Chronique

Qwel & Kip Killagain
The New Wine

Galapagos 4 - 2008

Une pluie de dollars tombant soudain d’un ciel crépusculaire… Pour le commun des rappeurs, un rêve devenu réalité. Pour Qwel, une malédiction, le signe annonciateur de la décadence. Pour ceux qui n’auraient pas compris, l’intérieur de la pochette précise : « Dedicated to the United States of Babylon« . Voici donc The New Wine, troisième volet de la tétralogie biblique du rappeur de Chicago, avec cette fois pour comparse Kip Killagain, réputé pour faire flirter le hip-hop et la jungle.

La première écoute provoque une certaine déception. D’un côté, le flow de Qwel apparaît globalement plus lent ou en tout cas plus calme. On retrouve bien sûr le même sens de l’allitération et de l’enchaînement de rimes complexes sinon alambiquées, le même phrasé accusateur des turpitudes du monde et de la passivité des pécheurs qui l’occupent, avec une qualité d’écriture qui mériterait d’être examinée de près (on est quand même content que la distance de la langue préserve un peu d’un prêche épuisant). Reste que dans l’ensemble, il joue sur une gamme plus introvertie. De l’autre, le travail de Kip Killagain est plus qu’honnête, mais il souffre de la comparaison avec ceux de Meaty Ogre et de Maker malgré le renfort d’instruments : des boucles moins accrocheuses, une texture sonore plus terne et plus convenue. Et au total des morceaux moins entraînants, pour ne pas dire un sentiment de torpeur. On peine à croire que The New Wine annonce l’arrivée du printemps, tant Freezer Burner semble à côté revigorant. Il est vrai que comme le troisième cavalier de l’Apocalypse représente la famine, il aurait été déplacé de trop faire dans le guilleret…

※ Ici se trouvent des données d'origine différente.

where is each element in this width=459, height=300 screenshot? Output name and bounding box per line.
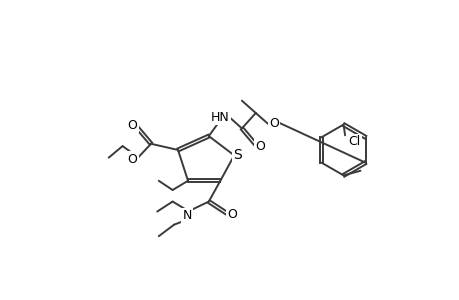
Text: O: O — [255, 140, 265, 153]
Text: S: S — [232, 148, 241, 162]
Text: O: O — [227, 208, 237, 221]
Text: O: O — [127, 119, 137, 132]
Text: HN: HN — [211, 111, 229, 124]
Text: N: N — [182, 209, 191, 222]
Text: O: O — [127, 153, 137, 166]
Text: Cl: Cl — [347, 135, 360, 148]
Text: O: O — [269, 117, 279, 130]
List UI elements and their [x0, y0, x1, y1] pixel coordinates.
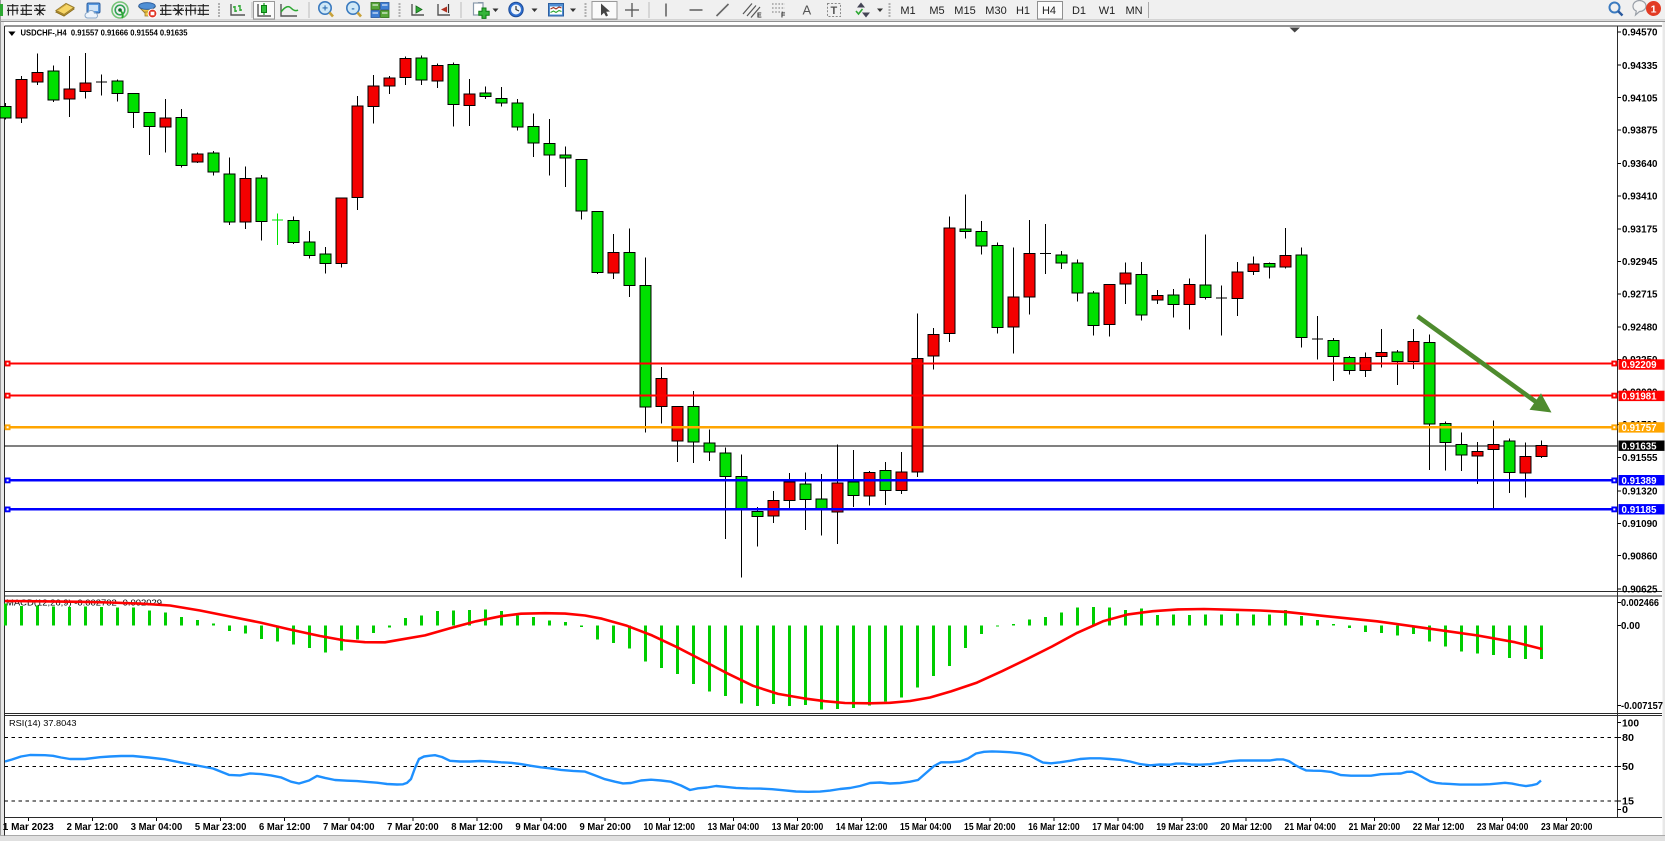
- svg-text:0.91389: 0.91389: [1622, 476, 1657, 487]
- svg-text:50: 50: [1622, 762, 1634, 773]
- svg-text:6 Mar 12:00: 6 Mar 12:00: [259, 822, 311, 833]
- svg-text:13 Mar 20:00: 13 Mar 20:00: [772, 822, 824, 833]
- svg-text:0.91555: 0.91555: [1622, 453, 1658, 464]
- svg-text:22 Mar 12:00: 22 Mar 12:00: [1413, 822, 1465, 833]
- svg-text:0.93640: 0.93640: [1622, 159, 1658, 170]
- svg-text:0.93875: 0.93875: [1622, 126, 1658, 137]
- svg-text:0.93410: 0.93410: [1622, 191, 1658, 202]
- svg-text:17 Mar 04:00: 17 Mar 04:00: [1092, 822, 1144, 833]
- svg-text:0.91320: 0.91320: [1622, 486, 1658, 497]
- svg-text:2 Mar 12:00: 2 Mar 12:00: [67, 822, 119, 833]
- svg-text:RSI(14) 37.8043: RSI(14) 37.8043: [9, 718, 77, 728]
- svg-text:1 Mar 2023: 1 Mar 2023: [3, 822, 54, 833]
- svg-text:3 Mar 04:00: 3 Mar 04:00: [131, 822, 183, 833]
- svg-text:0.91185: 0.91185: [1622, 505, 1657, 516]
- svg-text:-: -: [351, 3, 354, 14]
- svg-text:16 Mar 12:00: 16 Mar 12:00: [1028, 822, 1080, 833]
- svg-text:0.91981: 0.91981: [1622, 392, 1657, 403]
- svg-text:+: +: [322, 3, 328, 14]
- svg-text:80: 80: [1622, 733, 1634, 744]
- svg-text:E: E: [757, 13, 762, 20]
- svg-text:0.92945: 0.92945: [1622, 257, 1658, 268]
- svg-text:A: A: [803, 3, 812, 18]
- svg-text:100: 100: [1622, 718, 1639, 729]
- svg-text:USDCHF-,H4 0.91557 0.91666 0.: USDCHF-,H4 0.91557 0.91666 0.91554 0.916…: [21, 29, 188, 38]
- svg-text:0.002466: 0.002466: [1621, 598, 1659, 609]
- svg-text:M30: M30: [985, 5, 1006, 17]
- svg-text:T: T: [831, 5, 838, 17]
- svg-text:0.94570: 0.94570: [1622, 28, 1658, 39]
- svg-text:5 Mar 23:00: 5 Mar 23:00: [195, 822, 247, 833]
- svg-text:M5: M5: [929, 5, 944, 17]
- svg-text:0.90625: 0.90625: [1622, 585, 1658, 596]
- svg-text:21 Mar 04:00: 21 Mar 04:00: [1285, 822, 1337, 833]
- svg-text:15: 15: [1622, 797, 1634, 808]
- svg-text:20 Mar 12:00: 20 Mar 12:00: [1220, 822, 1272, 833]
- svg-text:MN: MN: [1125, 5, 1142, 17]
- svg-text:15 Mar 20:00: 15 Mar 20:00: [964, 822, 1016, 833]
- svg-text:23 Mar 20:00: 23 Mar 20:00: [1541, 822, 1593, 833]
- svg-text:0.91635: 0.91635: [1622, 441, 1657, 452]
- svg-text:0: 0: [1622, 805, 1628, 816]
- svg-text:H4: H4: [1042, 5, 1056, 17]
- svg-text:F: F: [781, 13, 786, 20]
- svg-text:15 Mar 04:00: 15 Mar 04:00: [900, 822, 952, 833]
- svg-text:23 Mar 04:00: 23 Mar 04:00: [1477, 822, 1529, 833]
- svg-text:7 Mar 20:00: 7 Mar 20:00: [387, 822, 439, 833]
- svg-text:D1: D1: [1072, 5, 1086, 17]
- svg-text:0.91090: 0.91090: [1622, 519, 1658, 530]
- svg-text:W1: W1: [1099, 5, 1116, 17]
- svg-text:0.92209: 0.92209: [1622, 360, 1657, 371]
- svg-text:9 Mar 20:00: 9 Mar 20:00: [579, 822, 631, 833]
- svg-text:14 Mar 12:00: 14 Mar 12:00: [836, 822, 888, 833]
- svg-text:-0.007157: -0.007157: [1621, 701, 1663, 712]
- svg-text:1: 1: [1651, 3, 1657, 15]
- svg-text:0.92480: 0.92480: [1622, 323, 1658, 334]
- svg-text:13 Mar 04:00: 13 Mar 04:00: [708, 822, 760, 833]
- svg-text:10 Mar 12:00: 10 Mar 12:00: [644, 822, 696, 833]
- svg-text:19 Mar 23:00: 19 Mar 23:00: [1156, 822, 1208, 833]
- svg-text:0.00: 0.00: [1621, 621, 1640, 632]
- svg-text:0.91757: 0.91757: [1622, 423, 1657, 434]
- svg-text:9 Mar 04:00: 9 Mar 04:00: [515, 822, 567, 833]
- svg-text:H1: H1: [1016, 5, 1030, 17]
- svg-text:21 Mar 20:00: 21 Mar 20:00: [1349, 822, 1401, 833]
- svg-text:0.94105: 0.94105: [1622, 93, 1658, 104]
- svg-text:0.93175: 0.93175: [1622, 225, 1658, 236]
- svg-text:0.92715: 0.92715: [1622, 290, 1658, 301]
- svg-text:0.90860: 0.90860: [1622, 551, 1658, 562]
- svg-text:M15: M15: [954, 5, 975, 17]
- svg-text:0.94335: 0.94335: [1622, 61, 1658, 72]
- svg-text:7 Mar 04:00: 7 Mar 04:00: [323, 822, 375, 833]
- svg-text:8 Mar 12:00: 8 Mar 12:00: [451, 822, 503, 833]
- svg-text:M1: M1: [900, 5, 915, 17]
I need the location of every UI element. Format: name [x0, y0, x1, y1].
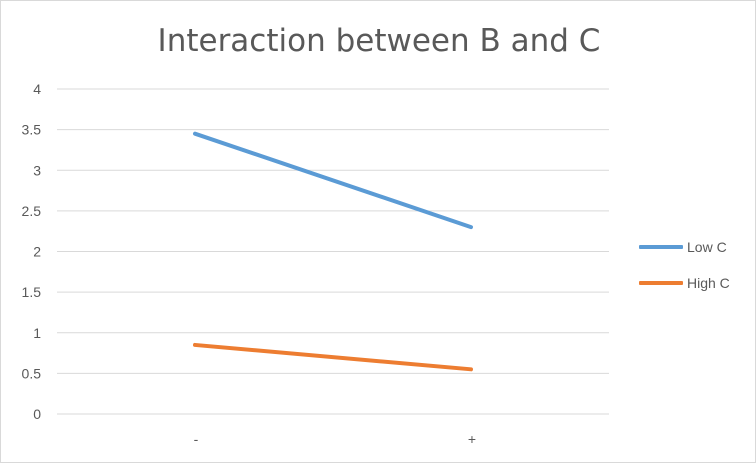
legend-item-low-c: Low C: [639, 237, 751, 257]
y-axis-tick-labels: 0 0.5 1 1.5 2 2.5 3 3.5 4: [22, 81, 42, 422]
legend-swatch-low-c: [639, 245, 683, 249]
y-tick-label: 4: [33, 81, 41, 97]
series-line-low-c: [193, 131, 473, 230]
legend: Low C High C: [639, 237, 751, 309]
y-tick-label: 3.5: [22, 122, 42, 138]
y-tick-label: 1: [33, 325, 41, 341]
y-tick-label: 0: [33, 406, 41, 422]
legend-label-low-c: Low C: [687, 239, 727, 255]
x-tick-label: +: [468, 431, 476, 447]
legend-label-high-c: High C: [687, 275, 730, 291]
gridlines: [57, 88, 609, 415]
series-line-high-c: [193, 342, 473, 372]
legend-swatch-high-c: [639, 281, 683, 285]
y-tick-label: 2: [33, 244, 41, 260]
x-tick-label: -: [194, 431, 199, 447]
x-axis-tick-labels: - +: [194, 431, 476, 447]
y-tick-label: 3: [33, 162, 41, 178]
legend-item-high-c: High C: [639, 273, 751, 293]
y-tick-label: 2.5: [22, 203, 42, 219]
chart-title: Interaction between B and C: [157, 23, 601, 59]
y-tick-label: 0.5: [22, 365, 42, 381]
series-lines: [193, 131, 473, 372]
y-tick-label: 1.5: [22, 284, 42, 300]
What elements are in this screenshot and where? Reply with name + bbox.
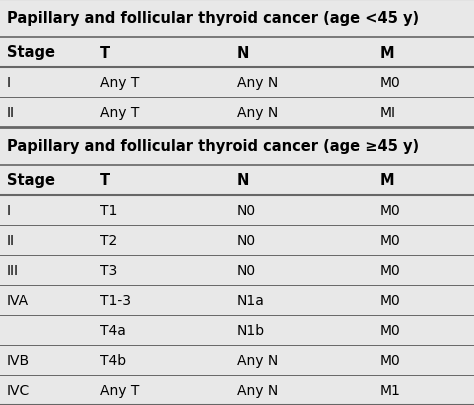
Text: M0: M0 xyxy=(379,263,400,277)
Text: T: T xyxy=(100,45,109,60)
Text: IVA: IVA xyxy=(7,293,29,307)
Text: M: M xyxy=(379,173,394,188)
Text: T3: T3 xyxy=(100,263,117,277)
Text: Any T: Any T xyxy=(100,383,139,397)
Text: II: II xyxy=(7,106,15,120)
Text: T1-3: T1-3 xyxy=(100,293,130,307)
Text: N: N xyxy=(237,173,249,188)
Text: M0: M0 xyxy=(379,323,400,337)
Text: T1: T1 xyxy=(100,203,117,217)
Text: Any N: Any N xyxy=(237,383,278,397)
Text: T4a: T4a xyxy=(100,323,126,337)
Text: M0: M0 xyxy=(379,293,400,307)
Text: T4b: T4b xyxy=(100,353,126,367)
Text: N: N xyxy=(237,45,249,60)
Text: Any N: Any N xyxy=(237,106,278,120)
Text: M: M xyxy=(379,45,394,60)
Text: I: I xyxy=(7,76,11,90)
Text: Papillary and follicular thyroid cancer (age <45 y): Papillary and follicular thyroid cancer … xyxy=(7,11,419,26)
Text: M0: M0 xyxy=(379,353,400,367)
Text: N0: N0 xyxy=(237,233,256,247)
Text: IVB: IVB xyxy=(7,353,30,367)
Text: N0: N0 xyxy=(237,203,256,217)
Text: III: III xyxy=(7,263,19,277)
Text: N1a: N1a xyxy=(237,293,265,307)
Text: II: II xyxy=(7,233,15,247)
Text: T2: T2 xyxy=(100,233,117,247)
Text: I: I xyxy=(7,203,11,217)
Text: M0: M0 xyxy=(379,233,400,247)
Text: Any T: Any T xyxy=(100,106,139,120)
Text: M0: M0 xyxy=(379,76,400,90)
Text: Papillary and follicular thyroid cancer (age ≥45 y): Papillary and follicular thyroid cancer … xyxy=(7,139,419,154)
Text: Stage: Stage xyxy=(7,45,55,60)
Text: IVC: IVC xyxy=(7,383,30,397)
Text: Any N: Any N xyxy=(237,353,278,367)
Text: Any T: Any T xyxy=(100,76,139,90)
Text: N0: N0 xyxy=(237,263,256,277)
Text: N1b: N1b xyxy=(237,323,265,337)
Text: Any N: Any N xyxy=(237,76,278,90)
Text: MI: MI xyxy=(379,106,395,120)
Text: M1: M1 xyxy=(379,383,400,397)
Text: M0: M0 xyxy=(379,203,400,217)
Text: Stage: Stage xyxy=(7,173,55,188)
Text: T: T xyxy=(100,173,109,188)
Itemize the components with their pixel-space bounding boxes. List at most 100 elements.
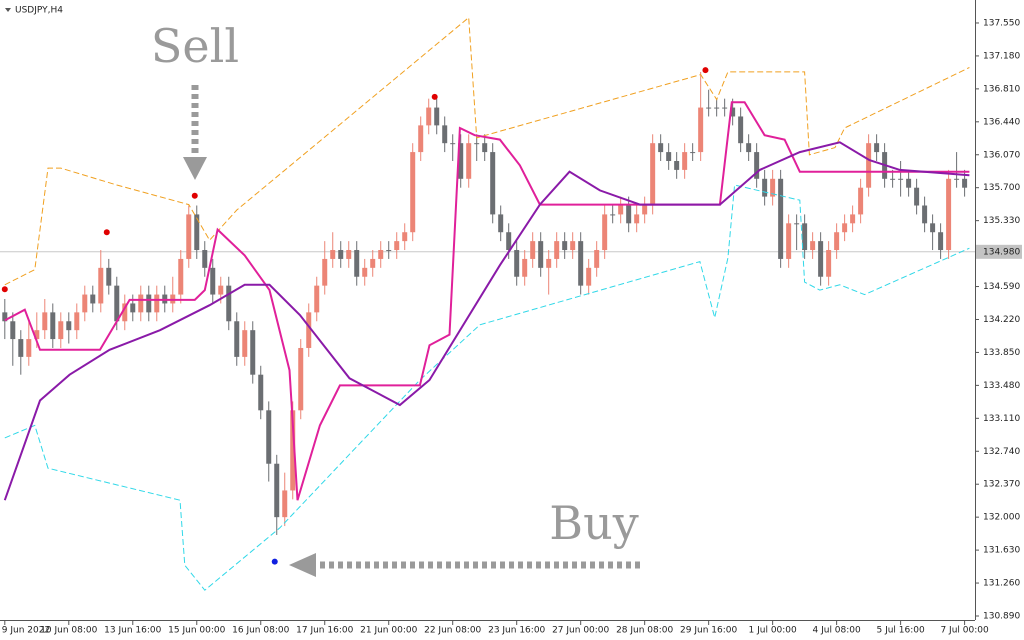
- candle-body: [226, 285, 232, 322]
- candle-body: [842, 223, 848, 233]
- candle-body: [714, 107, 720, 109]
- y-tick-label: 132.000: [983, 513, 1020, 523]
- y-tick-label: 137.550: [983, 18, 1020, 28]
- candle-body: [826, 250, 832, 277]
- candle-body: [202, 250, 208, 268]
- signal-dot: [103, 229, 110, 236]
- candle-body: [338, 250, 344, 259]
- indicator-line: [3, 141, 970, 501]
- candle-body: [898, 178, 904, 180]
- candle-body: [314, 285, 320, 313]
- candle-body: [690, 152, 696, 154]
- x-tick-label: 7 Jul 00:00: [940, 626, 989, 636]
- x-tick-label: 27 Jun 00:00: [552, 626, 609, 636]
- x-tick-label: 13 Jun 16:00: [104, 626, 161, 636]
- candle-body: [618, 205, 624, 215]
- sell-arrow: [183, 85, 207, 180]
- candle-body: [2, 312, 8, 322]
- y-tick-label: 131.260: [983, 579, 1020, 589]
- candle-body: [330, 250, 336, 259]
- x-tick-label: 15 Jun 00:00: [168, 626, 225, 636]
- menu-arrow[interactable]: [5, 8, 11, 12]
- candle-body: [850, 214, 856, 224]
- y-tick-label: 132.370: [983, 480, 1020, 490]
- y-tick-label: 135.700: [983, 183, 1020, 193]
- candle-body: [26, 339, 32, 357]
- candle-body: [410, 152, 416, 233]
- candle-body: [98, 267, 104, 304]
- candle-body: [306, 312, 312, 348]
- candle-body: [290, 410, 296, 491]
- candle-body: [378, 250, 384, 259]
- candle-body: [594, 250, 600, 268]
- candle-body: [658, 143, 664, 153]
- candle-body: [138, 294, 144, 313]
- x-tick-label: 23 Jun 16:00: [488, 626, 545, 636]
- candle-body: [418, 125, 424, 153]
- candle-body: [298, 347, 304, 411]
- candle-body: [154, 294, 160, 313]
- candle-body: [650, 143, 656, 206]
- x-tick-label: 5 Jul 16:00: [876, 626, 925, 636]
- x-tick-label: 16 Jun 08:00: [232, 626, 289, 636]
- signal-dot: [1, 286, 8, 293]
- candle-body: [810, 241, 816, 251]
- candle-body: [442, 125, 448, 144]
- candle-body: [450, 143, 456, 145]
- candle-body: [74, 312, 80, 331]
- candle-body: [530, 241, 536, 259]
- candle-body: [122, 303, 128, 322]
- y-tick-label: 135.330: [983, 216, 1020, 226]
- signal-dot: [191, 192, 198, 199]
- candle-body: [434, 107, 440, 126]
- indicator-line: [4, 16, 970, 286]
- candle-body: [858, 187, 864, 215]
- y-tick-label: 132.740: [983, 447, 1020, 457]
- candle-body: [146, 294, 152, 313]
- candle-body: [346, 250, 352, 259]
- candle-body: [178, 258, 184, 295]
- candle-body: [754, 152, 760, 179]
- candle-body: [362, 267, 368, 277]
- candle-body: [66, 321, 72, 331]
- candle-body: [674, 160, 680, 170]
- candle-body: [634, 214, 640, 224]
- candle-body: [106, 267, 112, 286]
- candle-body: [282, 490, 288, 518]
- candle-body: [802, 223, 808, 251]
- y-tick-label: 137.180: [983, 51, 1020, 61]
- candle-body: [210, 267, 216, 295]
- candle-body: [274, 463, 280, 518]
- candle-body: [954, 178, 960, 180]
- candle-body: [258, 374, 264, 411]
- candle-body: [10, 321, 16, 340]
- y-tick-label: 136.440: [983, 117, 1020, 127]
- candle-body: [930, 223, 936, 233]
- x-tick-label: 4 Jul 08:00: [813, 626, 862, 636]
- candle-body: [554, 241, 560, 259]
- candle-body: [666, 152, 672, 161]
- candle-body: [602, 214, 608, 251]
- candle-body: [394, 241, 400, 251]
- x-tick-label: 22 Jun 08:00: [424, 626, 481, 636]
- candle-body: [682, 152, 688, 170]
- candle-body: [778, 178, 784, 259]
- y-tick-label: 136.810: [983, 84, 1020, 94]
- candle-body: [474, 143, 480, 145]
- candle-body: [130, 303, 136, 313]
- candle-body: [642, 205, 648, 215]
- candle-body: [114, 285, 120, 322]
- signal-dot: [702, 67, 709, 74]
- sell-label: Sell: [151, 19, 239, 73]
- candle-body: [482, 143, 488, 153]
- candle-body: [914, 187, 920, 206]
- current-price-label: 134.980: [983, 247, 1020, 257]
- candle-body: [890, 178, 896, 180]
- candle-body: [386, 250, 392, 252]
- candle-body: [546, 258, 552, 268]
- y-tick-label: 133.110: [983, 414, 1020, 424]
- candle-body: [786, 223, 792, 259]
- candle-body: [794, 223, 800, 225]
- candle-body: [522, 258, 528, 277]
- candle-body: [194, 214, 200, 251]
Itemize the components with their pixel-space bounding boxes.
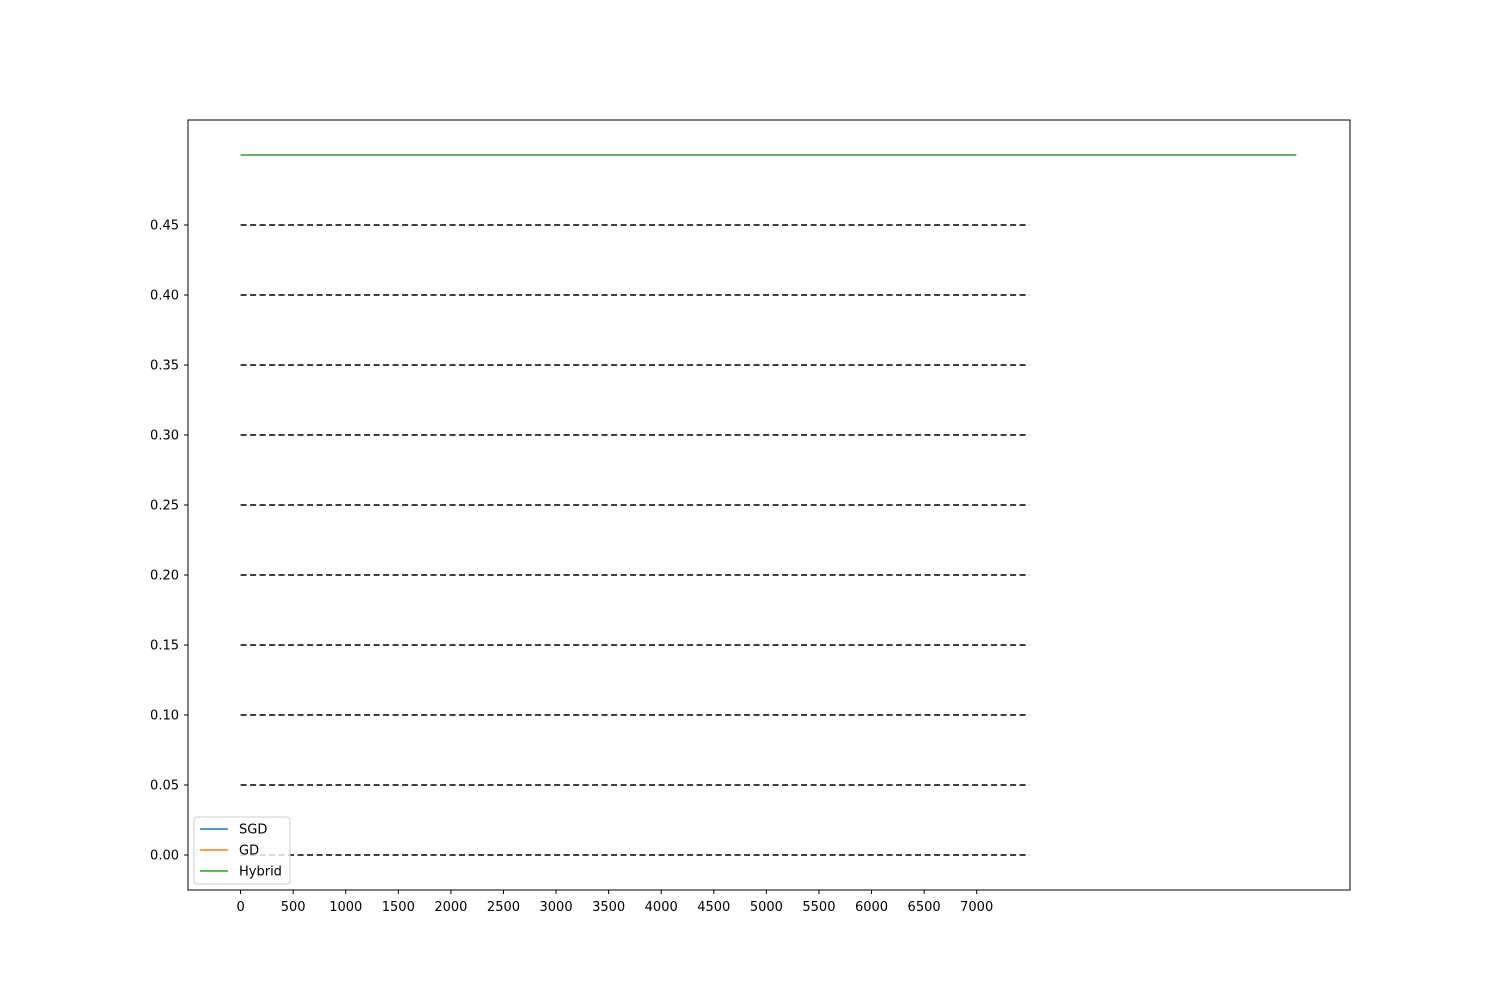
y-axis: 0.00 0.05 0.10 0.15 0.20 0.25 0.30 0.35 0.40 0.45 (150, 219, 188, 864)
legend: SGD GD Hybrid (193, 816, 291, 885)
x-tick-label: 4500 (697, 900, 730, 915)
y-tick-label: 0.30 (150, 429, 179, 444)
y-tick-label: 0.45 (150, 219, 179, 234)
x-tick-label: 0 (236, 900, 244, 915)
x-tick-label: 5500 (802, 900, 835, 915)
x-tick-label: 1500 (382, 900, 415, 915)
x-tick-label: 500 (281, 900, 306, 915)
x-tick-label: 1000 (329, 900, 362, 915)
x-tick-label: 7000 (960, 900, 993, 915)
y-tick-label: 0.40 (150, 289, 179, 304)
legend-label-sgd: SGD (239, 823, 267, 838)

Après plusieurs écoutes attentives, le constat s’impose : The New Wine est sans nul doute inférieur à ses prédécesseurs. Inégal, inabouti, le disque suscite la frustration. Trop court (41’41 tout juste, ce cinglé est capable de l’avoir fait exprès et de bourrer ça de significations cachées), il comporte aussi des ratés côté productions. Ainsi parfois quelques caisses qui semblent sorties d’une boîte à rythmes bon marché assorties de quelques samples de synthèse un peu trop artificiels (‘Can’t Fool the Blues’ sonne par exemple un peu cheap, d’autant que Qwel y donne dans son registre le plus doux), ou le choix d’une rythmique très en avant aux dépens d’une atmosphère plus enveloppante (‘Innuendo’). En ce qui concerne Qwel, on regrette qu’un ‘Internet Killed the Video Star’ (sur l’air de…) se contente d’être un a capella. Et un featuring même attendu n’aurait pas été de trop, histoire d’éviter le monopole du bavard chicagoan.

Pourtant, il serait injuste de s’en tenir à ce constat sévère. Car ce volet printanier est aussi indéniablement un bon disque. Au fur à mesure qu’on approfondit l’écoute, on se met à apprécier à leur juste valeur les essais de Kip Killagain : son goût des boucles de cordes aux accents parfois orientaux, ses jeux sur les changements de beat (‘The New Wine’, où la batterie tient en haleine une minute avant de lâcher la bride), son sens particulier du spleen à partir de discrètes petites variations (‘Heliocentric’). Sans compter quelques vrais coups de maître, à commencer par ‘Agape Rain’, duo de piano et d’un violon larmoyant à souhait – il faut avoir un cœur de pierre pour être insensible à un truc pareil. Même sans virtuosité, la combinaison d’une boucle lancinante et d’un piano discret donnent à Qwel un tapis rouge pour dérouler son phrasé (‘B.Rainwashing’).

Toujours cette vieille affaire du verre à moitié vide ou à moitié plein. Moitié vide : se désoler d’une petite déception due à un opus moins homogène et moins éclatant que ses prédécesseurs. Moitié plein : une belle pièce qui contribue à faire de la tétralogie de Qwel, en attendant son achèvement, une œuvre sans pareille et fascinante.